Canadian Manufacturing

Q&A: How does Western Canadian Select oil pricing work?

by CP Staff   

Canadian Manufacturing
Operations Oil & Gas

Trading for commodities such as crude oil operates based on contract prices, typically for delivery in a given month

Alberta Oilsands. PHOTO: Howl Arts Collective

CALGARY — Western Canada’s oil price woes are often illustrated by references to the Western Canadian Select benchmark crude oil price. Alberta Premier Jason Kenney over the weekend released a tweet warning WCS is “now trading at negative prices,” with an illustration showing the price as minus one cent US.

The reality is much more complicated, according to NE2, a physical oil brokerage and derivatives exchange with operations in Calgary and Houston. NE2 says it handled deals involving about 38% of western Canadian oil production in 2019. Here’s the firm’s explanation of how it all works.

What is Western Canadian Select?

WCS is a crude oil blend created with oilsands bitumen at the Hardisty, Alta., marketing hub.

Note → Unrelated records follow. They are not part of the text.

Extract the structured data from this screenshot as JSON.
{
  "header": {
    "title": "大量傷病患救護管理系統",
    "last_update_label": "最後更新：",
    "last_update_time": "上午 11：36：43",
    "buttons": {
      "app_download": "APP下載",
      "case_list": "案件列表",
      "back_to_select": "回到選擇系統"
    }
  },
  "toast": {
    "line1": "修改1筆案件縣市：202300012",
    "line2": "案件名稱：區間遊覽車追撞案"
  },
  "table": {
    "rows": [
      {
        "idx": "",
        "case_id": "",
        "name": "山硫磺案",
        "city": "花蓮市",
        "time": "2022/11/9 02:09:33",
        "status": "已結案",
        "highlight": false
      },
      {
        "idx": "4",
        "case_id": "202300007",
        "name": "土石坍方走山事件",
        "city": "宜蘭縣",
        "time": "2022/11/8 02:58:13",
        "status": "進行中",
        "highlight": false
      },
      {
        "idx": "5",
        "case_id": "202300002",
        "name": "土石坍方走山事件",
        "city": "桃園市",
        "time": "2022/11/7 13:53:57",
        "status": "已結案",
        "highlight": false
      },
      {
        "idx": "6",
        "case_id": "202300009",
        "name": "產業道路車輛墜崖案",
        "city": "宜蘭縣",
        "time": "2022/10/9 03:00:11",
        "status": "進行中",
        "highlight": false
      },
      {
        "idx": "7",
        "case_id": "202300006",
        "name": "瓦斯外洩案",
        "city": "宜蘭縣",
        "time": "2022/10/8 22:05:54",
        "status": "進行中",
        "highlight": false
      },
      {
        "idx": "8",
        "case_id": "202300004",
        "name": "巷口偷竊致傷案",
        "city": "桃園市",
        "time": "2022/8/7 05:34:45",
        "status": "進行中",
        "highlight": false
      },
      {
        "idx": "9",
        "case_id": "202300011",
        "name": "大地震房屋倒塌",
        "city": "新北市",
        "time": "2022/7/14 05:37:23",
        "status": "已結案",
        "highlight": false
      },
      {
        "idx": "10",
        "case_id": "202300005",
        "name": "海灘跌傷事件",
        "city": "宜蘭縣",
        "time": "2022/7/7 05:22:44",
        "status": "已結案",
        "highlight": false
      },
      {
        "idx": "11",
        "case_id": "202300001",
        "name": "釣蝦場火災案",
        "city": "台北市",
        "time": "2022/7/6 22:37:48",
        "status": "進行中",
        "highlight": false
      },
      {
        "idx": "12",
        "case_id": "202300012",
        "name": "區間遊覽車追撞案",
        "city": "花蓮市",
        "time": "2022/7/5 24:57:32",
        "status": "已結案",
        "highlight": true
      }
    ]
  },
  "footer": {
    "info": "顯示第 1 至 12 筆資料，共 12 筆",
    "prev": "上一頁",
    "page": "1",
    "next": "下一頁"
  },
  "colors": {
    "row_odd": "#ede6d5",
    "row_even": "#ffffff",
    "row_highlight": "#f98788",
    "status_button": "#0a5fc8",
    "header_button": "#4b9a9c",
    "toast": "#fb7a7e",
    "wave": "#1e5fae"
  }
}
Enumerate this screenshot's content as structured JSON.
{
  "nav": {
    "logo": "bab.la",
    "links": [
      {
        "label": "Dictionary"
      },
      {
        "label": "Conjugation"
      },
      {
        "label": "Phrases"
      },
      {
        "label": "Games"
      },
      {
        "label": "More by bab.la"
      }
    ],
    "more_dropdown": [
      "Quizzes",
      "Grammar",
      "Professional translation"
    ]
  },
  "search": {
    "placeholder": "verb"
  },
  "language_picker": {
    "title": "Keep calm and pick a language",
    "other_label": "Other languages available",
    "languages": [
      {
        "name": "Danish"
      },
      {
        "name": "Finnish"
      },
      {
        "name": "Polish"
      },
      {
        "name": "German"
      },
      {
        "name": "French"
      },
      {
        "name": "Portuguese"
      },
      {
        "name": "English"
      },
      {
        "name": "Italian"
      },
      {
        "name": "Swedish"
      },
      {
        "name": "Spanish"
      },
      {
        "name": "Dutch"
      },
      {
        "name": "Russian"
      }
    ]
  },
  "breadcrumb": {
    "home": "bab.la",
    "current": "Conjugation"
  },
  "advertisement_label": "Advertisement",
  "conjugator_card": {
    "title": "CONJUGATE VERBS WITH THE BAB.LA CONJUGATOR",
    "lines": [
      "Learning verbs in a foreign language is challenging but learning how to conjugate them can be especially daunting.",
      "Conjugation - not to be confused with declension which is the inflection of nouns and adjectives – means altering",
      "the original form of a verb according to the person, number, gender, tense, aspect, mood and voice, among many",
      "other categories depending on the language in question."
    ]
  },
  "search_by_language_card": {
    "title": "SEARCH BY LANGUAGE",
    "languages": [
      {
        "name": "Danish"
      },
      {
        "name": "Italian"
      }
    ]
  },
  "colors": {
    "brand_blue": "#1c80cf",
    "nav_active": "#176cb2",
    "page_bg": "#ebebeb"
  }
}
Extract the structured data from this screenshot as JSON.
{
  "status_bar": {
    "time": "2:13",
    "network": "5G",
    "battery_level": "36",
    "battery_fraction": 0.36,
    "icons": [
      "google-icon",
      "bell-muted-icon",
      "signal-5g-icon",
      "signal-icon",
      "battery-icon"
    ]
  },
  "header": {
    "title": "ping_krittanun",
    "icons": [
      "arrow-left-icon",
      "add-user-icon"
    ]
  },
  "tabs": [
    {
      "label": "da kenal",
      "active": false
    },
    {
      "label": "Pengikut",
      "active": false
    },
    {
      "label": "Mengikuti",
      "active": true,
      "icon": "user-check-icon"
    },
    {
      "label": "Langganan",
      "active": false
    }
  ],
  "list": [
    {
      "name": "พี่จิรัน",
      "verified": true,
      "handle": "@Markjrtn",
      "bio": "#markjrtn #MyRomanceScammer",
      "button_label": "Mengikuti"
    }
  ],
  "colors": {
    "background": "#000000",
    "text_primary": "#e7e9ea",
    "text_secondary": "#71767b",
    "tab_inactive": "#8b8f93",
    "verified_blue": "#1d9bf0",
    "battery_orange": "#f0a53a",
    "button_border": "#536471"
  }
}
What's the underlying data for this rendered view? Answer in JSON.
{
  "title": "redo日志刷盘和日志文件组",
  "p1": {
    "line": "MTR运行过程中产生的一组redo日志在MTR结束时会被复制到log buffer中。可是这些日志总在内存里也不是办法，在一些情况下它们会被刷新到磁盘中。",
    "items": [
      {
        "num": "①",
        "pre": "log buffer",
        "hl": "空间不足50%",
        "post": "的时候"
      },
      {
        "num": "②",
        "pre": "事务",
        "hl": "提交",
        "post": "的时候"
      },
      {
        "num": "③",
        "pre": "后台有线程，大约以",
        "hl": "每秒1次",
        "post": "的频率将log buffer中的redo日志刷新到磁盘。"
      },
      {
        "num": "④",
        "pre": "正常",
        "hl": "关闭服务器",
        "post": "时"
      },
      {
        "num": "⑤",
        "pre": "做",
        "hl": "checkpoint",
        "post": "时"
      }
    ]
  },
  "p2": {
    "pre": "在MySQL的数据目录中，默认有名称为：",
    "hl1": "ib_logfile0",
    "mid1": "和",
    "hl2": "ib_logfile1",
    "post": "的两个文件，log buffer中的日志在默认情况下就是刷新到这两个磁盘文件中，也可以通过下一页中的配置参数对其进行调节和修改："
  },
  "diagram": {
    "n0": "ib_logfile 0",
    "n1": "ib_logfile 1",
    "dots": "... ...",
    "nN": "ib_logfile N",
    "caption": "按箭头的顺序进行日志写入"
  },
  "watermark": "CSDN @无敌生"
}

Only four firms produce WCS — Canadian Natural Resources Ltd., Suncor Energy Inc., Cenovus Energy Inc. and Repsol — but other local crude blends are priced based on WCS, so its influence extends beyond its usual volume of 350,000 to 400,000 barrels per day.


How is WCS traded?

Trading for commodities such as crude oil operates based on contract prices, typically for delivery in a given month. The case of WCS is slightly more complicated: buyers agree to pay a price based on a discount to North American benchmark West Texas intermediate oil (to account its for being farther from market and of lower quality). WTI is typically quoted as a flat price per barrel for near-month delivery. But when calculating the discount on WCS for the producer, it’s based on the “calendar month average” WTI price instead of the daily price.

During April, for example, the WTI futures contract (that’s the oil price you read in the news) is quoted for May delivery for most of the month, but later switches to June delivery for the last week or so. The WCS price is based on the average of all of the WTI contracts signed in April, so it includes both May and June WTI prices.

All of which is to say, the calculation is a bit more complex than back-of-the-envelope math.

Did WCS really trade at a negative price per barrel on April 19?

Probably not, but we won’t know for sure until April 30. The negative WCS price was apparently calculated by subtracting the WCS differential from the daily WTI price. But the average for WTI in the month to date was US$24.70 per barrel. Minus the differential of about US$14 leaves about US$11 per barrel for WCS. Not great — but not negative.

Is it possible for WCS to trade at a negative price?

Yes it is, if the differential is higher than the average price. In the current case, that wouldn’t be known until the end of the month.